Home birth figures remain static across the UK

Released on: 19 July 2011

Across the UK in 2008, 21, 211 (2.7%) of all births (787,032) took place at home, compared with 20,548 (2.68%) in 2007. This shows no rise in the home birth rate.

In England 18,933 women (2.8%) had a home birth, from 665,779 births.

Wales has the highest proportion of women having home births, 1,314 (3.7%) from 35,256 births.


In Scotland, 881 women (1.5%) had a home birth, from 60,366 births. And in Northern Ireland, 83 women (0.3%) had home births from 25,631 births.


Mary Newburn, Head of Research & Information, NCT (National Childbirth Trust), says;


“The NCT is very disappointed to see a lack of movement in the number of women giving birth at home, stalling the upward trend. It’s a blow for mothers-to-be. The Government’s Maternity Matters guarantee to allow every woman in England the choice of a home birth, birth centre birth or hospital birth by the end of 2009 is still far from being met. And choice throughout the rest of the UK is faring no better. In order to live up to the policy commitments, much more must be done.


Research for the NCT’s Location, location, location campaign found that women’s access to a home birth service varied greatly between different areas, and the vast majority of women did not have reasonable access to a home birth around the UK.


In many areas community midwifery services are not being developed to increase access to home births and birth centres, and women are not being given balanced information to make well-informed choices. Low midwifery staffing levels mean home birth is either not being offered, or withdrawn at short notice. Every trust and board should ensure that choice of place of birth is available to all women.

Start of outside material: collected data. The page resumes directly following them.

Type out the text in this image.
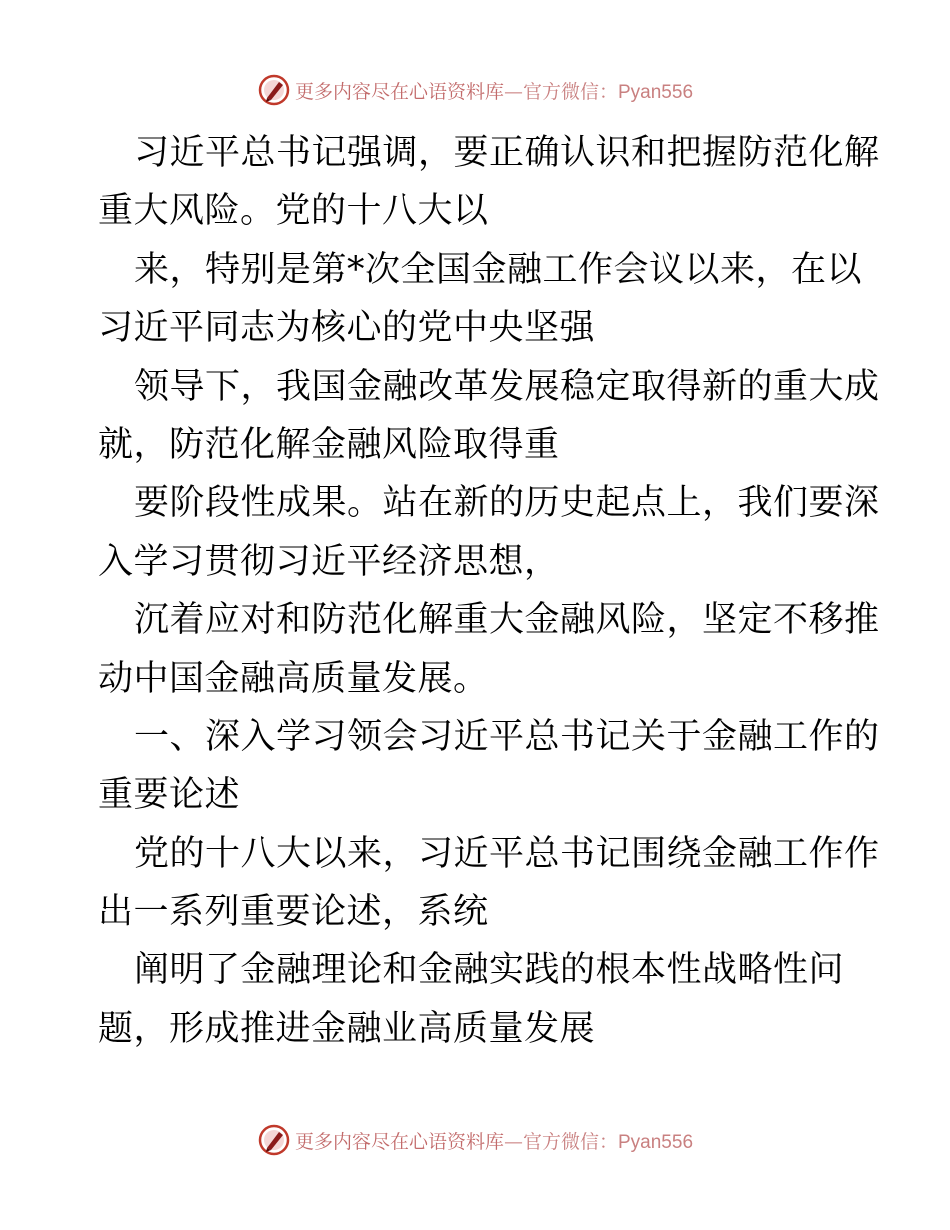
更多内容尽在心语资料库—官方微信：Pyan556
习近平总书记强调，要正确认识和把握防范化解
重大风险。党的十八大以
来，特别是第*次全国金融工作会议以来，在以
习近平同志为核心的党中央坚强
领导下，我国金融改革发展稳定取得新的重大成
就，防范化解金融风险取得重
要阶段性成果。站在新的历史起点上，我们要深
入学习贯彻习近平经济思想，
沉着应对和防范化解重大金融风险，坚定不移推
动中国金融高质量发展。
一、深入学习领会习近平总书记关于金融工作的
重要论述
党的十八大以来，习近平总书记围绕金融工作作
出一系列重要论述，系统
阐明了金融理论和金融实践的根本性战略性问
题，形成推进金融业高质量发展
更多内容尽在心语资料库—官方微信：Pyan556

We call on Governments across the UK to deliver on policy commitments for choice. It is vital there are enough midwives, and that they are able to do what they do best – support women.


We encourage anyone concerned about the lack of choice in their area to visit the NCT campaign webpage www.nct.org.uk/choice. By taking action, we can demand that the choice guarantee is met, even if this achievement is later than promised.”

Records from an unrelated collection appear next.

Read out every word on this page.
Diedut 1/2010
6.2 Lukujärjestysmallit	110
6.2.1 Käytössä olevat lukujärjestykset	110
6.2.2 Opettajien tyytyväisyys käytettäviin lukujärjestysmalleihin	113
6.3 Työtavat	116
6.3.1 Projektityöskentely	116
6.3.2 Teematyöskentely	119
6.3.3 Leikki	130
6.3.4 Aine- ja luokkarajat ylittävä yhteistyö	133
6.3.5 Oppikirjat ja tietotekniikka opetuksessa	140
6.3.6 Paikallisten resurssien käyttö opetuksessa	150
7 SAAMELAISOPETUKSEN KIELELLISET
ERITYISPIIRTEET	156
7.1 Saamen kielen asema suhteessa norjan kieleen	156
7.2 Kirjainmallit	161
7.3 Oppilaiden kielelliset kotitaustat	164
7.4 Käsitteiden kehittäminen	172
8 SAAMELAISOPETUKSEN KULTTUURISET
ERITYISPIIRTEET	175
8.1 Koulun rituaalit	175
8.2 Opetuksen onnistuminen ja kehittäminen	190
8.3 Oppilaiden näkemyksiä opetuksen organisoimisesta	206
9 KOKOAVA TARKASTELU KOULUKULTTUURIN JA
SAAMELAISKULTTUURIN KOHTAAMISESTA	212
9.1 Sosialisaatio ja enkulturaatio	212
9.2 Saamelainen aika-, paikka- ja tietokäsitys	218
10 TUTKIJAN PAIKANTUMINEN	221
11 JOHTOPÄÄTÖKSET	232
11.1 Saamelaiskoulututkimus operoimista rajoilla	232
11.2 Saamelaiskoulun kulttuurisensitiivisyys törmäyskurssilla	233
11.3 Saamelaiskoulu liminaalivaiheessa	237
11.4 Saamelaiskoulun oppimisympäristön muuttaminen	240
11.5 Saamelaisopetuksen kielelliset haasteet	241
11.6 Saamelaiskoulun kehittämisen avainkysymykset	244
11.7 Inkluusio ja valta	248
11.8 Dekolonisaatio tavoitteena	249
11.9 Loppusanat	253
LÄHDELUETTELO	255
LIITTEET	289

NCT members have contacted us to share their experiences of home birth. Please see below for some case studies.


Case Studies:


Rosie Evans, Rugby


“After giving birth to a stillborn girl, followed by a miscarriage, we were very anxious for the birthing experience to be special. We chose to have a home birth because I knew that in a hospital environment I would not feel able to birth, because for birth you need relaxation and for relaxation I need privacy and control.


The home birth was very positive. Everyone who meets our daughter comments how calm and contented she is. I have no doubt that this, my effective contractions and short labour were all down to the fact that she was born in water and at home.”


Helen O’Donnel, Worcester


Helen gave birth in a water bath at home with her mother, husband and two community midwives present. It was a very positive experience.

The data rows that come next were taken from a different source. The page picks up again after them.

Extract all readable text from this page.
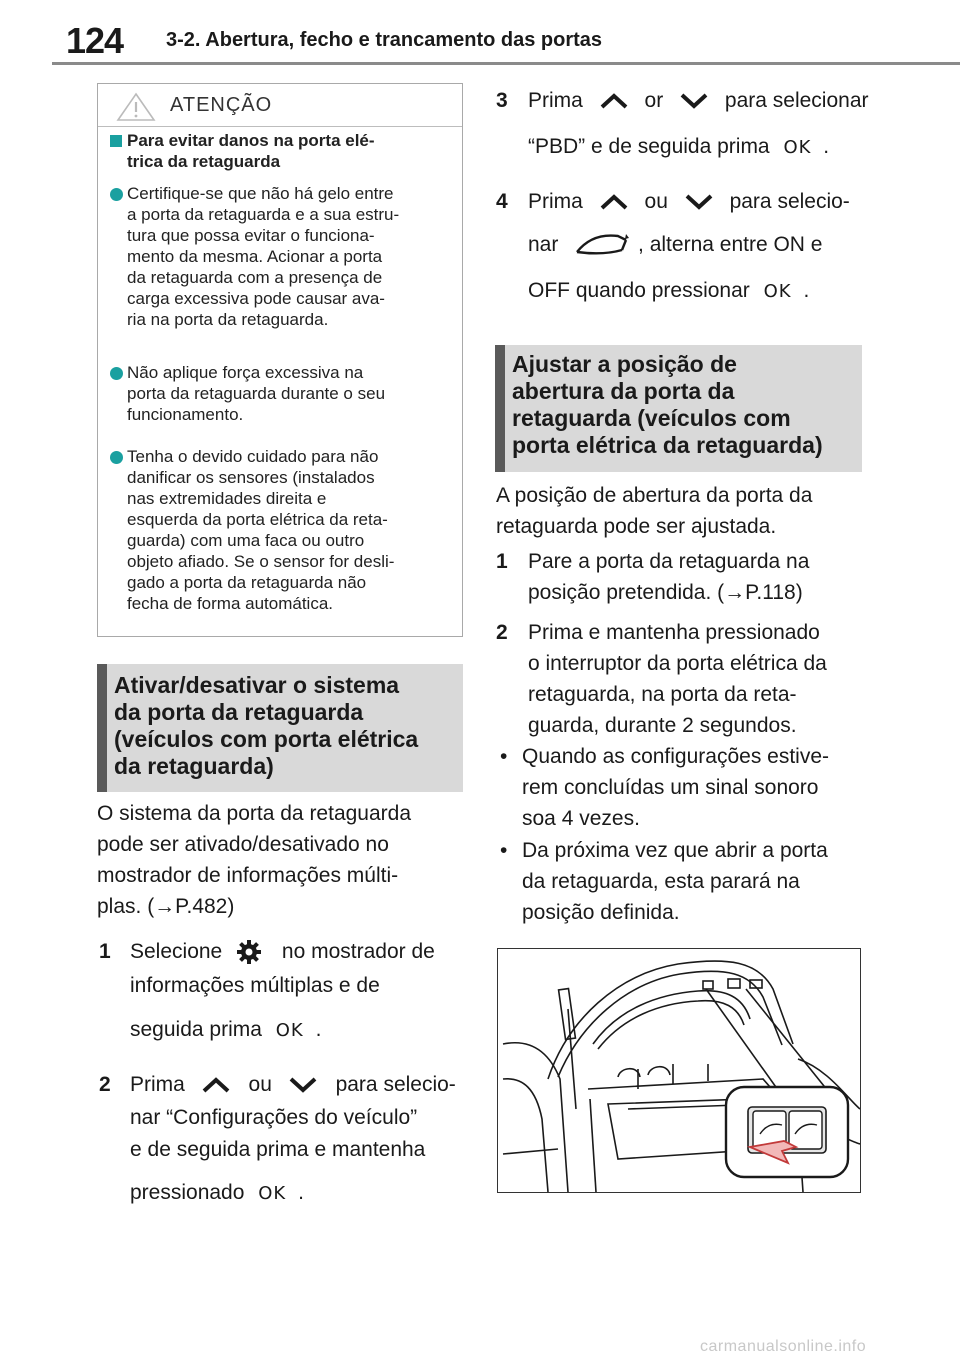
124 3-2. Abertura, fecho e trancamento das portas
ATENÇÃO
Para evitar danos na porta elé-
trica da retaguarda
Certifique-se que não há gelo entre
a porta da retaguarda e a sua estru-
tura que possa evitar o funciona-
mento da mesma. Acionar a porta
da retaguarda com a presença de
carga excessiva pode causar ava-
ria na porta da retaguarda.
Não aplique força excessiva na
porta da retaguarda durante o seu
funcionamento.
Tenha o devido cuidado para não
danificar os sensores (instalados
nas extremidades direita e
esquerda da porta elétrica da reta-
guarda) com uma faca ou outro
objeto afiado. Se o sensor for desli-
gado a porta da retaguarda não
fecha de forma automática.
Ativar/desativar o sistema
da porta da retaguarda
(veículos com porta elétrica
da retaguarda)
O sistema da porta da retaguarda
pode ser ativado/desativado no
mostrador de informações múlti-
plas. (→P.482)
1 Selecione	no mostrador de
informações múltiplas e de
seguida prima OK .
2 Prima	ou	para selecio-
nar “Configurações do veículo”
e de seguida prima e mantenha
pressionado OK .
3 Prima	or	para selecionar
“PBD” e de seguida prima OK .
4 Prima	ou	para selecio-
nar	, alterna entre ON e
OFF quando pressionar OK .
Ajustar a posição de
abertura da porta da
retaguarda (veículos com
porta elétrica da retaguarda)
A posição de abertura da porta da
retaguarda pode ser ajustada.
1 Pare a porta da retaguarda na
posição pretendida. (→P.118)
2 Prima e mantenha pressionado
o interruptor da porta elétrica da
retaguarda, na porta da reta-
guarda, durante 2 segundos.
• Quando as configurações estive-
rem concluídas um sinal sonoro
soa 4 vezes.
• Da próxima vez que abrir a porta
da retaguarda, esta parará na
posição definida.
carmanualsonline.info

Charlene Lucas, Twickenham


“I chose to have a home birth and informed my midwife (at the GP surgery) at 20 weeks. She was supportive, but said she could not guarantee me a home birth. Someone would bring round my home birth kit at 37 weeks, but I would only find out whether someone could attend my birth at home when I went into labour, otherwise I would need to go into hospital.


As it turned out, I was recommended to go into hospital as the baby was breech and the birth went well. However, it was not my first choice and had I been able to proceed with the home birth I would not have known where I would labour until the day it happened and had no idea who will be attending which is far from ideal!”


Suzanne Borrell, Brighton and Hove


“I attempted a home birth in August 2005 but ended up in an emergency c section situation. Midwives were very positive but on the day the midwife who was attending me left at 11pm after a brief visit 'saying - I'm off home to get some sleep and I suggest you do the same'. Although it was early on in my labour I was in a lot of pain as my baby was posterior. I really could have used her support as well gas and air as the pain became almost unbearable as the hours passed. 


I had a birthing pool but was nervous about using it without a midwife present. Next morning a lovely midwife then came with gas and air but I was by then exhausted by the pain. I was taken by ambulance at 5pm to Royal Sussex as labour was not progressing and had a c section at 11pm.


After having a very positive second birth in a birthing pool, I now know that the outcome would have been different if I had received more care earlier on as much of the pain came through stress and fear.”